Establishment of a reporting office

As already addressed here on Article 25 of the Law and in the preceding section, employers have special obli­gations to enforce the Law and protect women.  In addition to introducing appropriate internal regulations, conducting training, etc., employers are also obliged to follow up on tips, complaints, reports, etc. from victims of sexual harassment or violence and to provide them with support. For this purpose, the establishment of an appropriate reporting office is recommended. The reporting office should be located directly with the manage­ment, also in order to prevent complaints from victims of sexual harassment from being delayed or withheld by their superiors or other employees of the company. The tasks of such a reporting office include in particular:

  • provision of a complaints hotline, a mailbox and other contact options
  • conducting training for managers and employees
  • enforcing and monitoring measures to protect against sexual harassment and violence
  • ensuring that reports are processed and that management is kept informed
  • implementing or improving the investigation and handling process, especially timely processing and measures to protect the personal data and privacy of the parties involved
  • supporting and assisting female victims in defending their rights under the Law and providing psychological counseling to female victims when necessary (e.g., referring victims to external counseling services)
  • involvement of law enforcement authorities in serious cases (e.g., if there is suspicion of an offense prosecutable under criminal law and/or other relevant laws)

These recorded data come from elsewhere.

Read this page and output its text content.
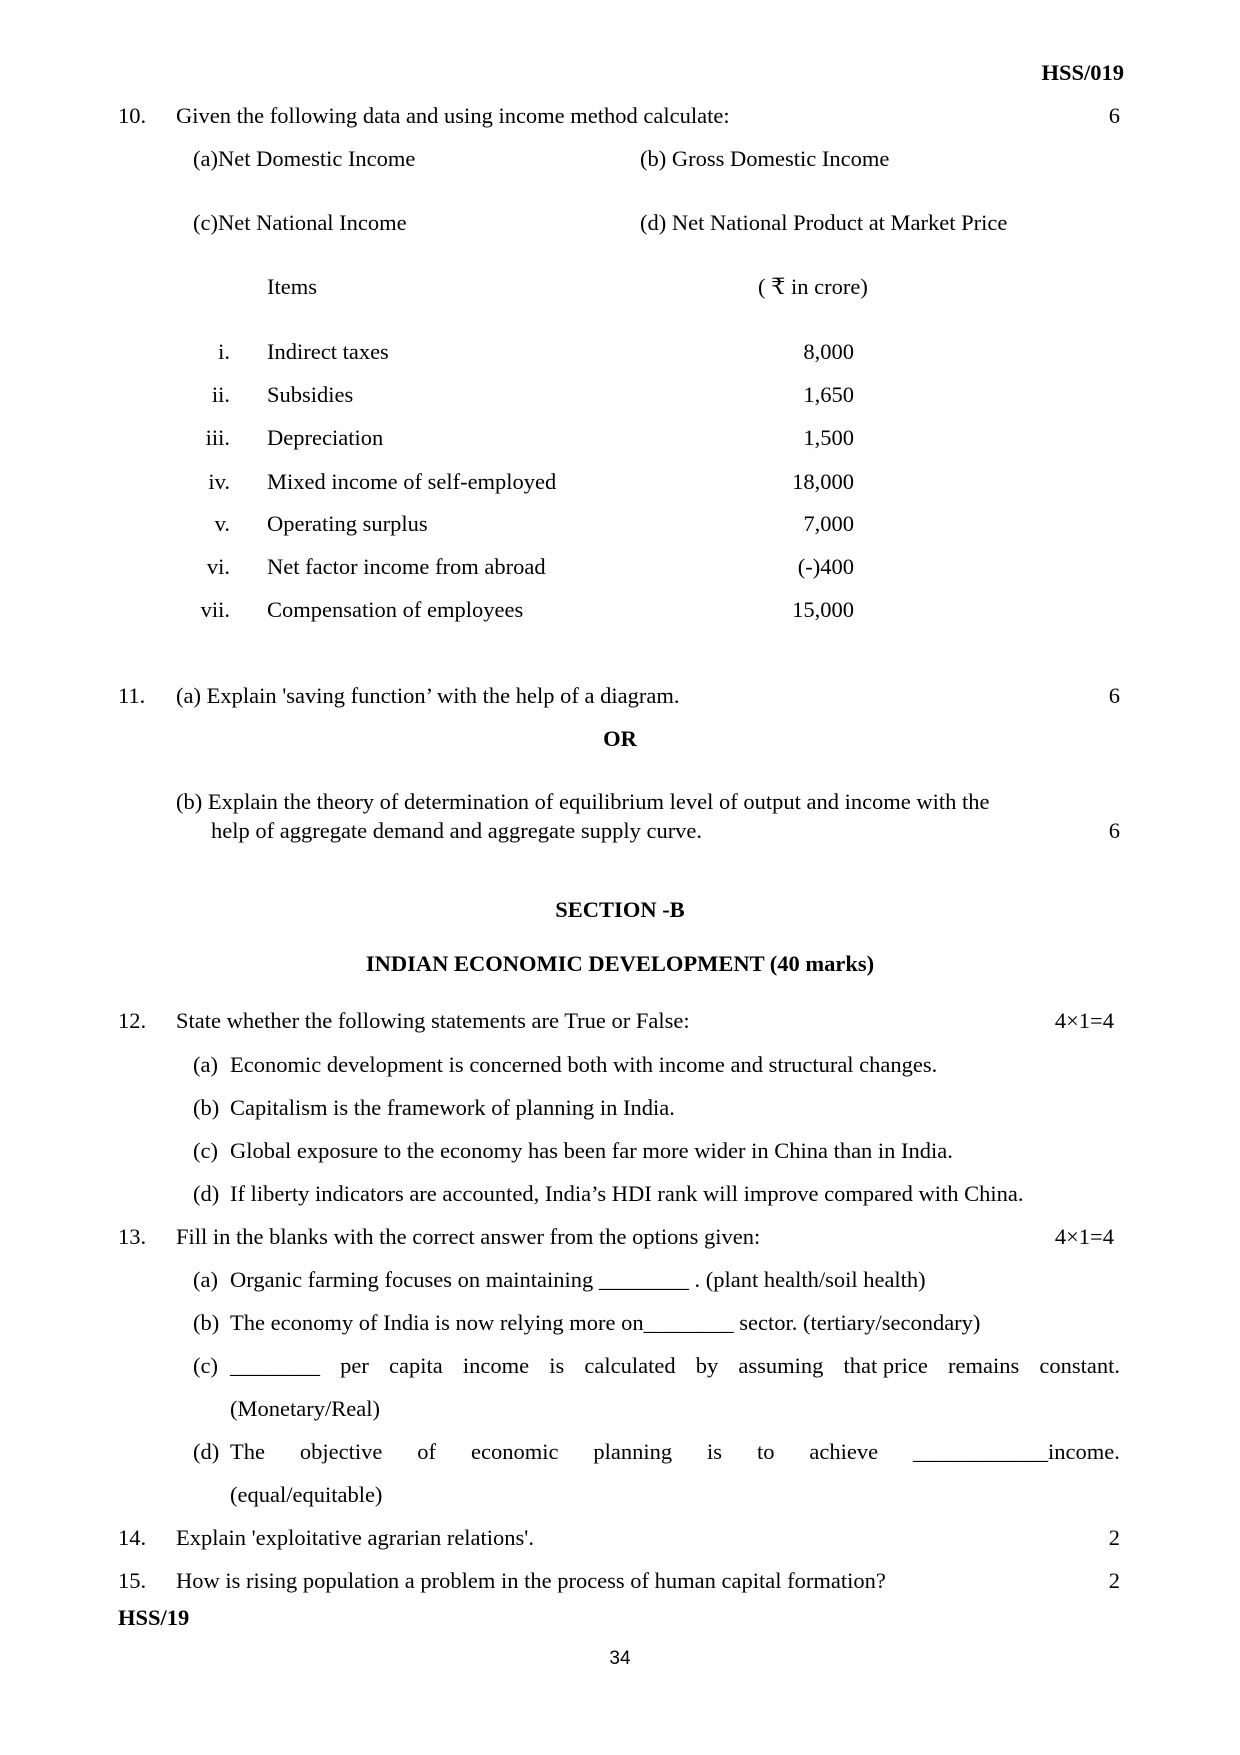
HSS/019
10. Given the following data and using income method calculate:	6
(a)Net Domestic Income	(b) Gross Domestic Income
(c)Net National Income	(d) Net National Product at Market Price
Items	( ₹ in crore)
i. Indirect taxes	8,000
ii. Subsidies	1,650
iii. Depreciation	1,500
iv. Mixed income of self-employed	18,000
v. Operating surplus	7,000
vi. Net factor income from abroad	(-)400
vii. Compensation of employees	15,000
11. (a) Explain 'saving function’ with the help of a diagram.	6
OR
(b) Explain the theory of determination of equilibrium level of output and income with the
help of aggregate demand and aggregate supply curve.	6
SECTION -B
INDIAN ECONOMIC DEVELOPMENT (40 marks)
12. State whether the following statements are True or False:	4×1=4
(a) Economic development is concerned both with income and structural changes.
(b) Capitalism is the framework of planning in India.
(c) Global exposure to the economy has been far more wider in China than in India.
(d) If liberty indicators are accounted, India’s HDI rank will improve compared with China.
13. Fill in the blanks with the correct answer from the options given:	4×1=4
(a) Organic farming focuses on maintaining ________ . (plant health/soil health)
(b) The economy of India is now relying more on________ sector. (tertiary/secondary)
(c) ________ per capita income is calculated by assuming that price remains constant.
(Monetary/Real)
(d) The objective of economic planning is to achieve ____________income.
(equal/equitable)
14. Explain 'exploitative agrarian relations'.	2
15. How is rising population a problem in the process of human capital formation?	2
HSS/19
34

The reporting office should also be open to corresponding information from third parties while protecting their privacy (personal data), i.e. not only for those affected and victims of sexual harassment, but also, for example, for colleagues who have witnessed sexual harassment or have heard of incidents of sexual harassment without the victim having contacted the reporting office (so far). If a reporting office already exists in the company, for example as part of a general whistleblower system or as part of the implementation of other compliance obliga­tions, the above tasks and obligations can be assumed by this reporting office.
Employers should not underestimate the consequences of sexual harassment in their own company. In addition to the criminal and civil liability of the perpetrator, there are a large number of judgments in which the employer was also sentenced to pay compensation as well as fines for lack of care and lack of internal rules and mea­sures to protect against sexual harassment.
In the course of internal investigations of sexual harassment, employers must also bear in mind that they are not generally entitled to the same rights as the criminal prosecution authorities and must also respect the right to reputation and privacy of the perpetrator. Knowledge of what is legally permissible is therefore required.